Vers 1630, Gustave Adolphe modifie la structure de la cavalerie en réduisant au strict minimum la protection de ses cavaliers lourds (probablement pour des raisons financières). Dans le meilleurs des cas les cavaliers suédois avaient un casque à visière ouverte, et une armure qui couvrait la poitrine et le dos, on a  ainsi l'ancêtre du cuirassé de l'époque napoléonienne.
Au cour du XVII siècle les cavaliers lourds des armée européenne vont peu à peu abandonner l'armure et  dans la cavalerie Française de Louis XIV, la grande majorité des cavaliers lourds n'avaient pas d'armure ni de casque.

Figure 16.b: 
A): Déploiement d'un escadron de cavalerie impériale de 
200 hommes, sur 8 rangs, vers 1630.

 B): Déploiement  d'un escadron de cavalerie Suédoise de 
210 hommes, sur 3 rangs vers 1632.

C):  Déploiement de trois escadrons de 80 cavaliers 
hollandais sur 5 rangs, vers 1600. En général les hollandais groupait leurs escadrons par trois ou quatre.
 
 

 

La cavalerie légère (comme les Hussards Hongrois ou les croates) étaient employées pour la reconnaissance, les raids sur l'arrière des lignes ennemi, et la garde des avant postes.
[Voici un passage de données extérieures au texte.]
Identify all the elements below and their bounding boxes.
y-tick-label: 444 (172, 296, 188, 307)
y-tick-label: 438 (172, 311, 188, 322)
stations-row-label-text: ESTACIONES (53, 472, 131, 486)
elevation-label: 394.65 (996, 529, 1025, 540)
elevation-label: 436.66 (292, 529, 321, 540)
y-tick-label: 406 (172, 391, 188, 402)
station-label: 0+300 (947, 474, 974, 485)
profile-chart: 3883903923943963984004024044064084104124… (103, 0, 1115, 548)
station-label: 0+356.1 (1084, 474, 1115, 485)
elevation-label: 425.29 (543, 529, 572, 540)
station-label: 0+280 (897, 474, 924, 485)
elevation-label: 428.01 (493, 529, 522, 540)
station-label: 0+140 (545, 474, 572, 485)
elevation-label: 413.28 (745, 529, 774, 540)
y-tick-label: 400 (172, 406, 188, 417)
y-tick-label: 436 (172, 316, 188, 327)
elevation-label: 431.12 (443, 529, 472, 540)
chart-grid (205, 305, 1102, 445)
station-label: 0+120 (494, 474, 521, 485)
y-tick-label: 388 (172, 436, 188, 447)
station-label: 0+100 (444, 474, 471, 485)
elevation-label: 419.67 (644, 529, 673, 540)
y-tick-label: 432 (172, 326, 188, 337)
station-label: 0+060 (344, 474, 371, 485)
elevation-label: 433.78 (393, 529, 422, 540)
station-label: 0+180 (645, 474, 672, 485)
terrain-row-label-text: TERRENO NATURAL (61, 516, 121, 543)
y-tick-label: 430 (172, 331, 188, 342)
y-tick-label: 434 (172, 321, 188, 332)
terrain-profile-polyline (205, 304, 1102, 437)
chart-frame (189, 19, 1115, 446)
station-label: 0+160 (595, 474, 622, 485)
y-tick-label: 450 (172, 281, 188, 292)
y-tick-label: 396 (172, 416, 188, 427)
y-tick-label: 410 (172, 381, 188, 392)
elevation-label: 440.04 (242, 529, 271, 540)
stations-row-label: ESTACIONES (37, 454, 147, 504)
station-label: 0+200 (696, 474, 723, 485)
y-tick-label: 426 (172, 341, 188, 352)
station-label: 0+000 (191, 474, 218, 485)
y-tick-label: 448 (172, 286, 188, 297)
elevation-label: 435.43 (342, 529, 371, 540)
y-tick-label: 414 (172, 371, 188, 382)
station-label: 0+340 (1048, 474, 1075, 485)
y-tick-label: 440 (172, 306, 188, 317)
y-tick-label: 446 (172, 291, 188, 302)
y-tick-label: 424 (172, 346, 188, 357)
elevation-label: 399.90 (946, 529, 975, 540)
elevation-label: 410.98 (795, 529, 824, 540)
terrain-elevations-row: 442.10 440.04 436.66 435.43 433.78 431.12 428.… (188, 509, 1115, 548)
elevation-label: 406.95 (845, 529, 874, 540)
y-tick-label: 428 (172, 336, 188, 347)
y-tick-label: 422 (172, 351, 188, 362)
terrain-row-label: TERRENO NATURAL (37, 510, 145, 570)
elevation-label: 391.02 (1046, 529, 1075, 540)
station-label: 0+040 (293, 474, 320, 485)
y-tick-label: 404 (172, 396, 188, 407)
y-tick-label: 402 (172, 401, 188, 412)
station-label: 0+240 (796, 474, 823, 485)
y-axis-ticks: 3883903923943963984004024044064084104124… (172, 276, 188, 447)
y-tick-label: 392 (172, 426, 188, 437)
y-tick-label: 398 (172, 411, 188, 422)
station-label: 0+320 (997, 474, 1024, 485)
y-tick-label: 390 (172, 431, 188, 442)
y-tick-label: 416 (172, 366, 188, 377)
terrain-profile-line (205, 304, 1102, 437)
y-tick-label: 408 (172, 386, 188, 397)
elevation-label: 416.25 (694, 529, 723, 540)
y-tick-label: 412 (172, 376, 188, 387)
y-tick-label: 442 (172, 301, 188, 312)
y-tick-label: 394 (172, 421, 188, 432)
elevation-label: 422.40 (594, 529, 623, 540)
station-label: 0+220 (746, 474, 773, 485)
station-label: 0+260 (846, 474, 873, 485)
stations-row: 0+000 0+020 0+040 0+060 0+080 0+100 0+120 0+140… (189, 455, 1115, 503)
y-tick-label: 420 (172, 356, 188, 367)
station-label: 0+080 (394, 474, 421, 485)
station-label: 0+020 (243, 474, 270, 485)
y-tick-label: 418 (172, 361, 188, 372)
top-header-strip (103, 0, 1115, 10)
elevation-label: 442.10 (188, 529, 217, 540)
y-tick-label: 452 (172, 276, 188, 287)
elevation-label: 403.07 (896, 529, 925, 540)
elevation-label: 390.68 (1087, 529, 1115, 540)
Les Dragons sont une infanterie qui combat à pied et qui se déplace à cheval.

Tactiquement la cavalerie était déployée en escadron comportant un nombres variables de compagnies. Chez les Français, Allemand et Suédois, l'escadron regroupaient  200 à 300 cavaliers sur une profondeur de 6 à 12 rangs pour les allemands, de 3 à 6 rangs pour les Français et de 3 rangs pour les Suédois. Chez les Hollandais l'escadron ne comporte que 70 à 80 hommes qui étaient déployés sur 5 rangs.

Déroulement d'une charge:
- Chez les cavaliers allemands, l'escadron arrivait en vue de la formation ennemi au trot, généralement les deux premiers rangs faisaient feux à une distance de 10 - 15 mètres, puis l'escadron chargeaient au galop.
La suite était soit une mêlé générale, soit une fuite de l'une des deux formations antagonistes.
- Chez les suédois, la cavalerie chargeait au trot à 50-60 mètre de la formation ennemi, puis au galop à une dizainne de mètre. Le premier rangs suédois déchargeait ses pistolets à très courte porté (3 - 4 mètre).
- Pour recevoir une charge de cavalerie, un des tactiques consistaient à tirer une volée sur la formation ennemi puis à charger. Cette volée pouvaient être tiré par les cavaliers, par des arquebusiers à cheval (chez les hollandais), ou par des détachements de mousquetaires (chez les suédois).

A: La cavalerie impériale en rouge charge un escadron suédois (en bleu). Les suédois font avancer un détachement de mousquetaires qui tire une volée de balles.

B: Ensuite l'escadron suedois contre-attaque et charge les imperiaux qui ont été en partie desorganisés par la décharge de mousquets.

Afin d'augmenter la puissance de feux de la cavalerie, la tendance fut d'envoyer des détachements de mousquetaires ou de dragons sur les ailes de cavalerie. De même des détachements de cavalerie pouvaient être intercalés entre les bataillons d'infanterie.